Stromal-derived factor-1 (SDF-1) is a unique ligand of the CXC chemokine receptor 4 (CXCR4), which is critically involved in the metastasis of breast cancer. High levels of SDF-1 in the common destination organs of metastasis, such as the lymph nodes, lungs, liver, and bones, attract CXCR4-positive tumor cells. The interaction between SDF-1 and CXCR4 leads to the activation of specific signaling pathways, allowing for homing and metastatic progression. However, regulation of CXCR4 expression at the metastatic organ site is not well-documented. We detected the expression of CXCR4 and hypoxia inducible factor (HIF)-1alpha in breast tumor tissues by immunohistochemical staining and analyzed SDF-1 in primary tumors and lymph nodes using real-time RT-PCR. Compared to the corresponding metastasized tumors in the lymph nodes, primary invasive carcinomas showed more intense staining for CXCR4, particularly on the cellular membrane. Both primary tumors and lymph node metastases exhibited higher levels of CXCR4 expression compared to non-neoplastic breast tissues. Therefore, we hypothesized that the tumor environment in the lymph nodes may cause the reduction of CXCR4 levels in the metastatic tumor cells because of: (1) high SDF-1 levels and (2) lower levels of HIF-1alpha. Our in vitro data demonstrated that high levels of SDF-1 can induce the internalization and degradation of CXCR4 through the lysosome pathway. In addition, lower levels of HIF-1alpha in the lymph node metastases, probably induced by the less hypoxic environment, further lowered CXCR4 levels. These results indicate that ligand-dependent degradation and lower HIF-1alpha levels may be potential causes of lowered levels of CXCR4 in the lymph nodes compared to the primary tumors. Our study suggests that CXCR4 levels in tumor cells are regulated by its microenvironment. These findings may enhance our ability to understand the biological behavior of breast cancers.

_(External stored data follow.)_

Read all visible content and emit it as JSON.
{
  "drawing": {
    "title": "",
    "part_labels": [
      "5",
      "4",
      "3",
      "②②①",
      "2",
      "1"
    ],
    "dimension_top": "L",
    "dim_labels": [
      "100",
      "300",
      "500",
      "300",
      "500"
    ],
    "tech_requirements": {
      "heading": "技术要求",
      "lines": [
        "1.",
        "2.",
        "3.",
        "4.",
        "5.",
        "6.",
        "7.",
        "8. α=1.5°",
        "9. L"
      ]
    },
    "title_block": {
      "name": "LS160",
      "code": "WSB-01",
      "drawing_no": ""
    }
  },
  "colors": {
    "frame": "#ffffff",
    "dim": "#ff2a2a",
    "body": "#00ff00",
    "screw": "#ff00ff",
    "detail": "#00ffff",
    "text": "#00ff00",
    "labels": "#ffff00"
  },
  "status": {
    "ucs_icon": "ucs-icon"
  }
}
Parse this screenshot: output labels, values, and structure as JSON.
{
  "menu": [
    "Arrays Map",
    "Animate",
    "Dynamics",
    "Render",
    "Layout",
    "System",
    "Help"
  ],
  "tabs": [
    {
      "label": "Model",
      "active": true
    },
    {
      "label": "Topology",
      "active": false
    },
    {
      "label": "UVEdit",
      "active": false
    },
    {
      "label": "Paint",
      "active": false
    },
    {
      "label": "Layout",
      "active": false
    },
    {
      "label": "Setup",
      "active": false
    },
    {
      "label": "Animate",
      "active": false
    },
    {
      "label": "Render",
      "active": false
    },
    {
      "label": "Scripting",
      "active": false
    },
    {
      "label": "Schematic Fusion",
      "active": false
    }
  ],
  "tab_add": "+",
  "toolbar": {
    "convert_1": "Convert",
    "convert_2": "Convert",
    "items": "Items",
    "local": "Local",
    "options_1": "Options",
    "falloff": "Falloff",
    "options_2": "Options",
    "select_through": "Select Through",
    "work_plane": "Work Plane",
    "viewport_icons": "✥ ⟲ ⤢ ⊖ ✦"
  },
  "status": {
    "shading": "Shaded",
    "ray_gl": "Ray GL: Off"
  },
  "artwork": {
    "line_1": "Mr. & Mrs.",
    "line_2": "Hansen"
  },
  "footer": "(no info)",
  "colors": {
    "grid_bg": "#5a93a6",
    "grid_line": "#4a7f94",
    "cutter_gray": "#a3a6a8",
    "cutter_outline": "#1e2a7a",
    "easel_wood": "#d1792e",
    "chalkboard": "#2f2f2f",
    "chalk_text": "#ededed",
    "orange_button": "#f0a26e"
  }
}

基质细胞衍生因子-1(SDF-1)是CXC趋化因子受体4(CXCR4)的独特配体,其在乳腺癌转移中起关键作用。在转移的常见靶器官如淋巴结、肺、肝和骨中高水平的SDF-1吸引CXCR4阳性肿瘤细胞。SDF-1与CXCR4之间的相互作用导致特定信号通路的激活,从而实现归巢和转移进展。然而,关于转移器官部位CXCR4表达的调控尚未有充分记录。我们通过免疫组织化学染色检测乳腺癌组织中CXCR4和缺氧诱导因子(HIF)-1α的表达,并使用实时RT-PCR分析原发性肿瘤和淋巴结中的SDF-1。与淋巴结中相应的转移瘤相比,原发性浸润性癌对CXCR4的染色更强,尤其是在细胞膜上。与非肿瘤性乳腺组织相比,原发性肿瘤和淋巴结转移灶中CXCR4表达水平均较高。因此,我们推测淋巴结中的肿瘤环境可能导致转移瘤细胞中CXCR4水平降低,原因如下:(1)SDF-1水平高;(2)HIF-1α水平低。我们的体外数据表明,高水平的SDF-1可通过溶酶体途径诱导CXCR4的内化和降解。此外,淋巴结转移灶中较低水平的HIF-1α可能由缺氧程度较低的环境诱导,进一步降低了CXCR4水平。这些结果表明,配体依赖性降解和较低的HIF-1α水平可能是与原发性肿瘤相比淋巴结中CXCR4水平降低的潜在原因。我们的研究表明,肿瘤细胞中的CXCR4水平受其微环境调控。这些发现可能增强我们对乳腺癌生物学行为的理解能力。